Based on the organizational operations of Nike in the international market, the following given below SWOT analysis is developed that indicates how the key strengths of the company relates with threats, opportunities and weaknesses of the company.

Strengths

  • Strong distribution network & widespread global production
  • Strong brand reputation & image globally
  • Highly innovative business processes
  • Huge & strong base of customers
  • In-house Professionals & Diverse Brand Portfolio (Amason, 2010).
  • Strong Relationships with partners
  • Grander Marketing & selling Capabilities

Weaknesses

  • Limited existence in developing markets
  • Labor issues in the global market
  • Pending Debts
  • Mainly depends on US Market
  • Focus mainly on Footwear segments
  • Pressures from the Retailers
  • High price of the products as compare to its competitors
  • Lack of project planning experience

Opportunities

  • Enhance market attendance in emerging nations
  • Improvements in employment as well as labor practices
  • Attracting and retaining customers
  • Focus on Innovative Products

Threats

  • Typical competition from existing and new firms
  • Currency Foreign Exchange Risks
  • Tax Clampdowns
  • Counterfeiting (Amason, 2010).
  • Economic & political conditions

Conclusion and Recommendation

Overall, it is recommended & concluded that, Nice should adopt best marketing, operational and pricing strategies to decrease rivalry level in the market. Moreover, it should expand business into the developing countries.
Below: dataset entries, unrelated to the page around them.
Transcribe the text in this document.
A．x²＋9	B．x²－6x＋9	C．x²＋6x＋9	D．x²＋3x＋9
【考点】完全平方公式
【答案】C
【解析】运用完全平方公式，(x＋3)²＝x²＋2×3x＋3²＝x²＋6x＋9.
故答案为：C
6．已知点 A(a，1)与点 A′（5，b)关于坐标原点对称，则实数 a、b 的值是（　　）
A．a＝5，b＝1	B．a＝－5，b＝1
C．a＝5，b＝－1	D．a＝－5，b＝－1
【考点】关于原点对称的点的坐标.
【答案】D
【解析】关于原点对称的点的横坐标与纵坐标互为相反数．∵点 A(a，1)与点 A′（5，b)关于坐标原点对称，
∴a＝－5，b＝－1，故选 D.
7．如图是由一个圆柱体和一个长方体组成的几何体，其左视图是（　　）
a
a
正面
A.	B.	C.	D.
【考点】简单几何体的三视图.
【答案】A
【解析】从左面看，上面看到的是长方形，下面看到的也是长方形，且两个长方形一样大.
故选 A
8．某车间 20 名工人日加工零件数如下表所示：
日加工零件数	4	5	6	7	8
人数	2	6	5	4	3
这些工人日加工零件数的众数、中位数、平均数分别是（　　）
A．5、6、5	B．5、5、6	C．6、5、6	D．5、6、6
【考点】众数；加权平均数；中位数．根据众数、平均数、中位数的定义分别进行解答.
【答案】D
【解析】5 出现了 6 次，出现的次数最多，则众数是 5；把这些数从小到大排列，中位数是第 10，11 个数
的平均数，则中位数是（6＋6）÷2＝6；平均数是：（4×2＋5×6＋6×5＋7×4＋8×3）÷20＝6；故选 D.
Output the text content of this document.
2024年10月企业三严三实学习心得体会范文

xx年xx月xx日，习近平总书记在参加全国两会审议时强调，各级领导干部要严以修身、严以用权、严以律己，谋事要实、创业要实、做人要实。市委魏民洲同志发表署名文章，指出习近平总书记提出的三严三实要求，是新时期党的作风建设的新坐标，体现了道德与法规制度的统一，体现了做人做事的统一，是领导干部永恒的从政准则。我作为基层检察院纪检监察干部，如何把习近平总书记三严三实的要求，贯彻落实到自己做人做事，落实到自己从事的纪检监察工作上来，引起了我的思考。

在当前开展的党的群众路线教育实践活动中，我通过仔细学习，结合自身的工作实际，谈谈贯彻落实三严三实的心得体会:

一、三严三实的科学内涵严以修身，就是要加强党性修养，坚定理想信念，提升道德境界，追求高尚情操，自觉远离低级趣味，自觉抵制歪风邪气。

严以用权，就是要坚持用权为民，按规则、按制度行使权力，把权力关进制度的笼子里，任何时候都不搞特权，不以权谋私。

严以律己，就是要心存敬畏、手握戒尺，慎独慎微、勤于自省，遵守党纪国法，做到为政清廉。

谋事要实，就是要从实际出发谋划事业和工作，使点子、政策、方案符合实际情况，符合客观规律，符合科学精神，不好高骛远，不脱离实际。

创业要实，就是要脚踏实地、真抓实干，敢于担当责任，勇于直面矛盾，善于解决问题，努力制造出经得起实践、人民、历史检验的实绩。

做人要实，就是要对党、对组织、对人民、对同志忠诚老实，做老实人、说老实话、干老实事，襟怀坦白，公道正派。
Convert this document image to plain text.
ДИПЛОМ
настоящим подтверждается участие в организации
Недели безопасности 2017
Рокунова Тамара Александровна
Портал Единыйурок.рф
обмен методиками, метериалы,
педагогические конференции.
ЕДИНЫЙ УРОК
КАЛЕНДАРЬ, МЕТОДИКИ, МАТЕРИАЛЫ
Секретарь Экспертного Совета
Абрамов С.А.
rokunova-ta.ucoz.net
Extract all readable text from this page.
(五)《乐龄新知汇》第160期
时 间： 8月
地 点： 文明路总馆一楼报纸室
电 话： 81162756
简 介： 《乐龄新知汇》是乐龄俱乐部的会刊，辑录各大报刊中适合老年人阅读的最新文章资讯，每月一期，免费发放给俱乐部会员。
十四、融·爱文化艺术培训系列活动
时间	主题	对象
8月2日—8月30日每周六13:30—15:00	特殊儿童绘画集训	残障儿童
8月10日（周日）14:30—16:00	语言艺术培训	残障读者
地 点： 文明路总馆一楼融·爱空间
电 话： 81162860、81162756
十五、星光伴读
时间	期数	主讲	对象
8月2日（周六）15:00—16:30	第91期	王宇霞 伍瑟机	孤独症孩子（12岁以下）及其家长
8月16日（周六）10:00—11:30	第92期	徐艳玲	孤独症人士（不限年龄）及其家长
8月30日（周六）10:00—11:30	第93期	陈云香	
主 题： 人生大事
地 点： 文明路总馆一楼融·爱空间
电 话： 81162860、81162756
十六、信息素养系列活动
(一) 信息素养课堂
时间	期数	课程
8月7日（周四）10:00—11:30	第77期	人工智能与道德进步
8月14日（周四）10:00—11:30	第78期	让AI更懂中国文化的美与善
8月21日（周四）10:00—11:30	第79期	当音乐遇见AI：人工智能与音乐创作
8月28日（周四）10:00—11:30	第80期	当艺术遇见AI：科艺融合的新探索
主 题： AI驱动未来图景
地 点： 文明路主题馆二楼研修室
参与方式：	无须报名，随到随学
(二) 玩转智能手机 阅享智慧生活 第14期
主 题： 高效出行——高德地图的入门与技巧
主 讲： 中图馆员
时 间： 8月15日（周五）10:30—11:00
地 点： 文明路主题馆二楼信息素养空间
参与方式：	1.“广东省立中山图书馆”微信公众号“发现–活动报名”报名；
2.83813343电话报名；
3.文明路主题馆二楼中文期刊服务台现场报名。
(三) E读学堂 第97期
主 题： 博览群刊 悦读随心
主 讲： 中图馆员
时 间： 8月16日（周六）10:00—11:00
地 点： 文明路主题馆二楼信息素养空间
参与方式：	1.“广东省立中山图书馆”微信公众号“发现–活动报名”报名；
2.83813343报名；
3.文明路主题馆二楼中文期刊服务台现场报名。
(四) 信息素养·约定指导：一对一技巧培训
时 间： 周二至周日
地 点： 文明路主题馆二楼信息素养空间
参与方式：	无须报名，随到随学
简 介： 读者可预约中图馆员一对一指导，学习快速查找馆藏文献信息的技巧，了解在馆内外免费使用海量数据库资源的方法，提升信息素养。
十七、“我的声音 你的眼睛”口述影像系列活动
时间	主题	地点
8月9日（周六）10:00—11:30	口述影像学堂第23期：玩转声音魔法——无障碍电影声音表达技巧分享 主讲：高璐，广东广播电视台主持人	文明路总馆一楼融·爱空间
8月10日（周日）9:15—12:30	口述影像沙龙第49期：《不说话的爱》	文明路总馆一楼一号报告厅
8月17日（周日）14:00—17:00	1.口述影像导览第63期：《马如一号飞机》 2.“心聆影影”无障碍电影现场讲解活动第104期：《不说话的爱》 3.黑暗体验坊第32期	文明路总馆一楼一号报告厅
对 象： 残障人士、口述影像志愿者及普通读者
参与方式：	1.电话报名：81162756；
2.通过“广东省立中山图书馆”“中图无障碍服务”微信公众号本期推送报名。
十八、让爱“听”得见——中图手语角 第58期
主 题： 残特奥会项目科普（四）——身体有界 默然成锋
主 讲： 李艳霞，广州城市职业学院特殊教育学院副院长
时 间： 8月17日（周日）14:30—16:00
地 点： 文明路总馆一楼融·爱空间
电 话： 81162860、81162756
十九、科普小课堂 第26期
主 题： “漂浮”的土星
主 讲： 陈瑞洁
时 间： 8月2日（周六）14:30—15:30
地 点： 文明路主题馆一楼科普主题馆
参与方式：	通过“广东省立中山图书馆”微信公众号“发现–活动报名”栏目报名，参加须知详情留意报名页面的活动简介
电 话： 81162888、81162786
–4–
Additionally, it should also pay attention on project planning to be success in the international market.

References

  1. Amason, A. (2010). Strategic Management: From Theory to Practice. UK: Taylor & Francis.
  2. Finne, S. and Sivonen, H. (2008). The Retail Value Chain: How to Gain Competitive Advantage through Efficient Consumer. USA: Kogan Page Publishers.
  3. Fiss, P.C. and Zajac, E.J. (2006). The Symbolic Management of Strategic Change: Sensegiving via Framing and Decoupling. Academy of Management Journal 49(6).1173-1193.
  4. Henry, A. (2008). Understanding Strategic Management. UK: Oxford University Press.
  5. Lindorff, M, Worrall, L., and Cooper, C. (2011). Managers’ well-being and perceptions of organizational change in the UK and Australia. Asia Pacific Journal of Human Resources, 49(2), 233–254.
  6. Nike Inc. (2020). About Us. Retrieved From: https://www.nike.com/in/
  7. Schrey, G. and Eberl, M.K. (2007). How Dynamic Can Organizational Capabilities be? Towards a Dual-Process Model of Capability Dynamization. Strategic Management Journal 28. 913- 933.